‘Focus on Your Own Backyard’: BJP Rejects Religious Freedom Report
MEA refuses to take cognisance of the report submitted by a US Congressional panel that is critical of ghar wapsi.
Barely a month after US President Barack Obama wrote a glowing profile for Prime Minister Narendra Modi, a US Cogress-established panel has hit out at his government.
A report submitted by the panel said, religious minorities in India have been subjected to “violent attacks, forced conversions” and ghar wapsi campaigns by groups like RSS after the Modi government assumed power in 2014.
India however reacted strongly to the report saying it does not take cognizance of such reports.
“US Should Focus on Its Own Backyard”
“It would not be proper on the part of those who are ignorant of India’s culture, society, customs and constitution to give a certificate about the country’s social harmony and religious freedom,” Minister of State for Parliamentary Affairs Mukhtar Abbas Naqvi said.
Our Constitution, culture and government are committed to ensuring the security and freedom of minorities in India. Please do not judge our religious freedom through the issue of NGO licences.

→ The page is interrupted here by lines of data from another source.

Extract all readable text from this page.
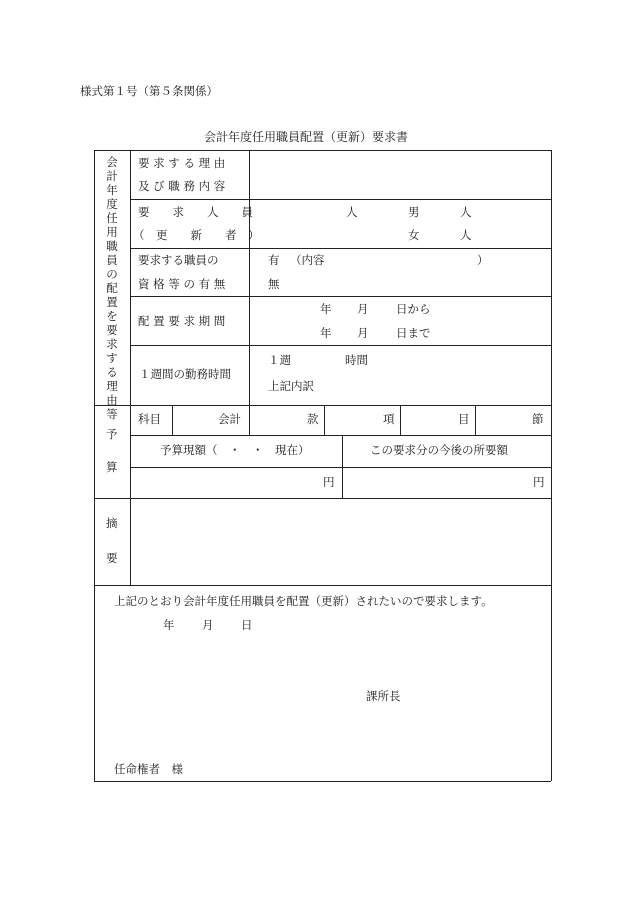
様式第１号（第５条関係）
会計年度任用職員配置（更新）要求書
会
計
年
度
任
用
職
員
の
配
置
を
要
求
す
る
理
由
等
要 求 す る 理 由
及 び 職 務 内 容
要　　求　　人　　員
（　更　　新　　者　）
人	男	人
女	人
要求する職員の
資 格 等 の 有 無
有 （内容	）
無
配 置 要 求 期 間
年 月 日から
年 月 日まで
１週間の勤務時間
１週	時間
上記内訳
予
算
科目	会計	款	項	目	節
予算現額（　・　・　現在）	この要求分の今後の所要額
円	円
摘
要
上記のとおり会計年度任用職員を配置（更新）されたいので要求します。
年 月 日
課所長
任命権者　様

–Mukhtar Abbas Naqvi, Minister of State
BJP Spokesperson Shahnawaz Hussain said the United States should look in its own backyard rather than commenting on the religious tolerance in India.
US should focus in its own backyard where riots have been taking place instead of commenting on ‘Religious Tolerance’ in India. Minorities are completely safe in India.
–Shahnawaz Hussain, BJP Spokesperson
External Affairs Spokesperson Vikas Swarup said, “Our attention has been drawn to a report of the USCIRF which has passed judgement on religious freedom in India.
“The report appears to be based on limited understanding of India, its Constitution and its society. We take no cognisance of the report.”
What the Report Said
In its 2015 annual report, the US Commission on International Religious Freedom asked the Obama administration to press the Indian government to publicly rebuke officials and religious leaders who make derogatory remarks about communities.
The panel said that despite the country’s status as a pluralistic, secular democracy, India has long struggled to protect minority religious communities or provide justice when crimes occur, which perpetuates a climate of impunity.
Incidents of religiously-motivated and communal violence reportedly have increased for three consecutive years, the panel said in its key findings.
Andhra Pradesh, Uttar Pradesh, Bihar, Chhattisgarh, Gujarat, Odisha, Karnataka, Madhya Pradesh, Maharashtra and Rajasthan tend to have the greatest number of religiously- motivated attacks and communal violence incidents.
Non-governmental organisations (NGOs) and religious leaders, including from the Muslim, Christian and Sikh communities, attributed the initial increase to religiously- divisive campaigning in advance of India’s 2014 general election.
“Since the election, religious minority communities have been subject to derogatory comments by politicians linked to the ruling Bharatiya Janata Party (BJP) and numerous violent attacks and forced conversions by Hindu nationalist groups, such as Rashtriya Swayamsevak Sangh (RSS) and Vishva Hindu Parishad (VHP),” the report said.